Marc Langheinrich is full professor in the Faculty of Informatics at the Università della Svizzera Italiana (USI) in Lugano, Switzerland. His research focuses on privacy in mobile and pervasive computing systems, in particular with a view towards social compatibility. Marc is a member of the Steering Committee of the UbiComp conference series, and chairs the IoT conference Steering Committee. He has been a General Chair or Program Chair of most major conferences in the field, including Ubicomp, PerCom, Pervasive, and the IoT conference, and currently serves as the Editor-in-Chief for IEEE Pervasive Magazine. Marc holds a Ph.D. from ETH Zürich, Switzerland. He can be reached at firstname.lastname@example.org.
Archan Misra is Professor, and the Associate Dean of Research, in the School of Information Systems at Singapore Management University (SMU). Archan holds a Ph.D. in Electrical and Computer Engineering from the University of Maryland at College Park in May 2000. Over a 20-year research career spanning both academics and industry (at IBM Research and Bellcore), Archan has worked extensively on problems spanning wireless networking, mobile & pervasive computing and urban sensing. He currently directs SMU’s Center for Applied Smart-Nation Analytics (CASA), which cooperates with public agencies in implementing advanced Smart Nation services in Singapore. Through his leadership of SMU’s LiveLabs testbed platform, Archan has developed and deployed multiple pervasive computing applications, such as campus & city-scale mobile crowdsourcing and indoor location analytics. His current research interests lie in systems-oriented research in the areas of low-power wearable & IoT sensing, real-time socio-physical urban analytics and mobile crowdsourcing. Archan chaired the IEEE Computer Society's Technical Committee on Computer Communications (TCCC) from 2005-2007.

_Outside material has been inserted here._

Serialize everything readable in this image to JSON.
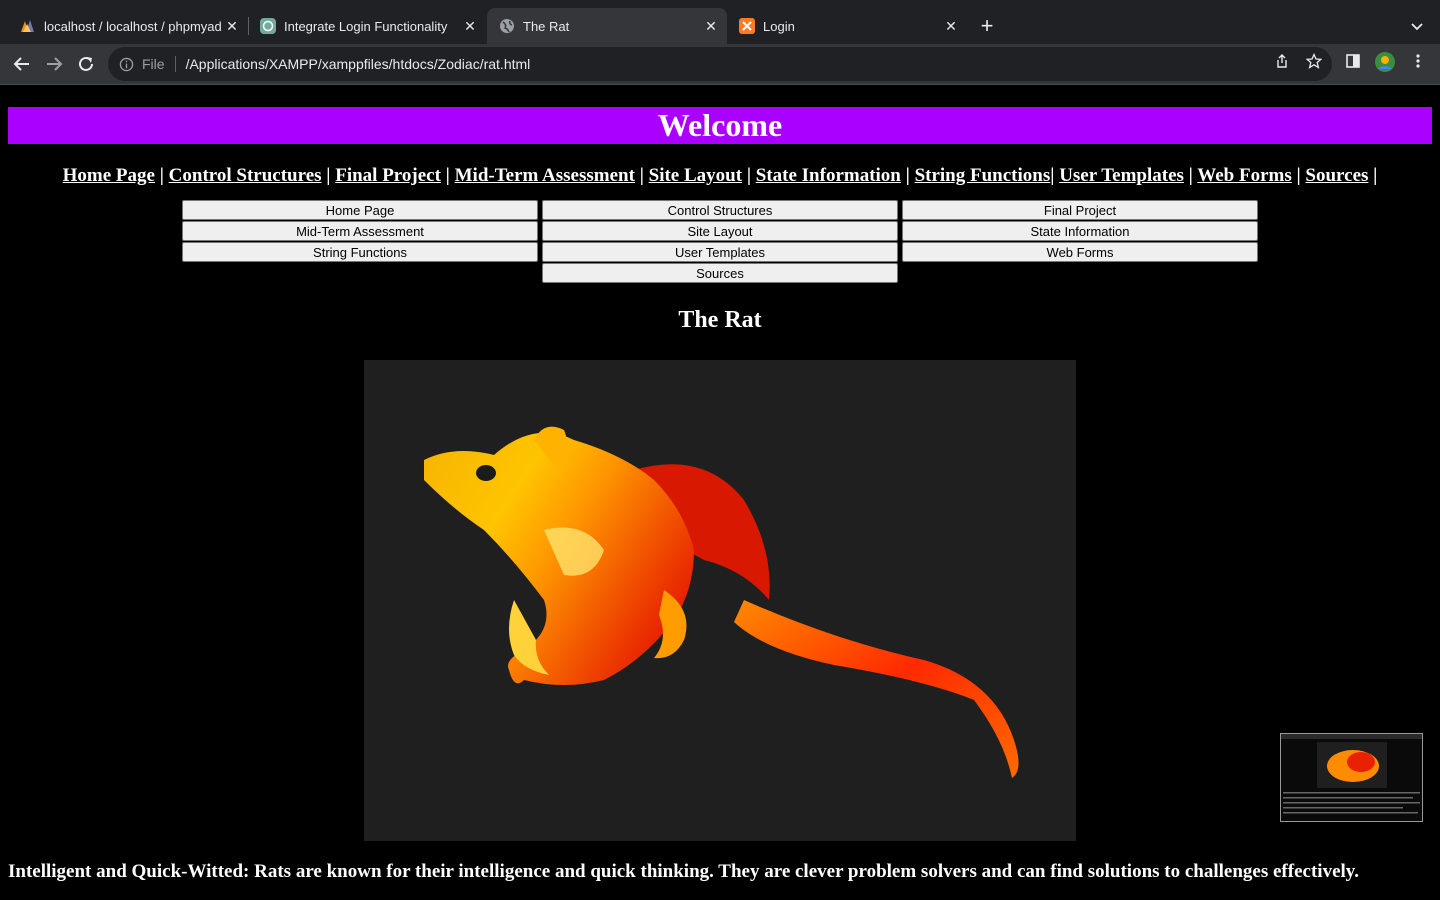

Delphine Reinhardt is a full professor and head of the Computer Security and Privacy group at the University of Göttingen. Before moving to Göttingen in January 2018, she was an assistant professor at Rheinische Friedrich-Wilhelms-Universität Bonn in Germany from 2014 to 2017, leading the “Privacy and Security in Ubiquitous Computing” group at the Institute of Computer Science. She was also associated to the Fraunhofer Institute for Communication, Information Processing and Ergonomics (FKIE) during that time. Delphine completed her doctoral degree in computer science (with distinction) on privacy in participatory sensing in 2013 at Technische Universität Darmstadt and the Center for Advanced Security Research Darmstadt (CASED). Since 2009, she holds a double-degree in electrical engineering from TU Darmstadt and Ecole Nationale Supérieure de l'Electronique et ses Applications (ENSEA), France.